Ab initio molecular dynamics simulations on structure change of liquid Te from normal- to supercooled-state

Using ab initio molecular dynamics simulations and inherent structure formalism, the local atomic structures and electronic properties of liquid Te from the normal- to supercooled-state were studied. The calculated structure factors agree acceptably with available experimental data. There is a noticeable maximum at around 723 K in the curve of first-peak-height of S(Q) versus temperature. With increasing temperature, in the low-temperature region from 573 to 673 K, the average coordination number increases gradually in contrast to the behavior of a classical isotropic fluid; but in the high-temperature region from 843 to 1073 K, it remains nearly constant. Our calculated angular limited bond-bond correlation functions first show that there are two types of Peierls distorted local atomic structures in liquid Te: the lengths of short and long bonds in the first type are similar to those in crystalline Te, while the lengths of short and long bonds in the second one are very different from those in crystalline Te.
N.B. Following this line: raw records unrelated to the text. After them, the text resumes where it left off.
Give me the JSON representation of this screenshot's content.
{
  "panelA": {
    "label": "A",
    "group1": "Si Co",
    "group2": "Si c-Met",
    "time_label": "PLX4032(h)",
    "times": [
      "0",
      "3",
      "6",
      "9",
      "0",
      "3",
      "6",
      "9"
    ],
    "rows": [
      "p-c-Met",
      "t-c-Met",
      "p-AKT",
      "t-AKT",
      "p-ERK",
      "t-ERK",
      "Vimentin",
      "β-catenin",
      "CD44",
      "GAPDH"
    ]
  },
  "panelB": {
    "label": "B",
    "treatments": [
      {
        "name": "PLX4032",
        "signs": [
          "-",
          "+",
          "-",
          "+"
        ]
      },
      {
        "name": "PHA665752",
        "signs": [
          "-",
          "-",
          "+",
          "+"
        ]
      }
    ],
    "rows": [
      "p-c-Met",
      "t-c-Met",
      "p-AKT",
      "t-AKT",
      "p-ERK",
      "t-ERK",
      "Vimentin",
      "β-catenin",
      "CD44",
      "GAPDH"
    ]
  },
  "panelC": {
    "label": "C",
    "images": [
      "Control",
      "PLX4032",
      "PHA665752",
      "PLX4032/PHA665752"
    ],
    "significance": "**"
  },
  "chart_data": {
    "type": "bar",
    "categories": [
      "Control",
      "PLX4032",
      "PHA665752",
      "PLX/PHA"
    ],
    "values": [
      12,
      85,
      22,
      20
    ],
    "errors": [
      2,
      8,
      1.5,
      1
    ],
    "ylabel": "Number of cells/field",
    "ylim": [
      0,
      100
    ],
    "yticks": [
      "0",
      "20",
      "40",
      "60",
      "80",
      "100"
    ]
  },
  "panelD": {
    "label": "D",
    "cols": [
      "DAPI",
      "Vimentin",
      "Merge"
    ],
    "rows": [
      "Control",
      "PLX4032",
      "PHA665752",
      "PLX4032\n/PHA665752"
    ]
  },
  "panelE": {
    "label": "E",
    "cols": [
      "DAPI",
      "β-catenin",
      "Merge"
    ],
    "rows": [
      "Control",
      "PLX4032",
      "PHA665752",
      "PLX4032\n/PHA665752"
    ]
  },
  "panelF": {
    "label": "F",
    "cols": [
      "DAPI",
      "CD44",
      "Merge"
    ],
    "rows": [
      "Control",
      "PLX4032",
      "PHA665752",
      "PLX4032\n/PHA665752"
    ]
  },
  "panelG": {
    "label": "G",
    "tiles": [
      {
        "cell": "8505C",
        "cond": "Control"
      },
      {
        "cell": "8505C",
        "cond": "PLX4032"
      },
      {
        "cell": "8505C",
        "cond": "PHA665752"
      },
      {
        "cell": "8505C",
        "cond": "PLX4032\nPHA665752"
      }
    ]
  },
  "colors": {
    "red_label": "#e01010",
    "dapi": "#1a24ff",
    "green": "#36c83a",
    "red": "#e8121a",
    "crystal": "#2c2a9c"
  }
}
With decreasing temperature, the lengths of the two short intrachain bonds are unchanged, but those of the two long interchain bonds become longer, indicating that the interchain correlation reduces with decreasing temperature. Our results suggest that the change of the Peierls-type distorted local atomic structures with temperature may be responsible for the striking anomalies of many thermophysical properties of liquid Te. The calculated DOS and LDOS shows that there is an obvious dip in DOS at E-F, but the dip at 1073 K is shallower than that at 573 K. The variation of the dip in DOS mainly results from the change of Te p orbital.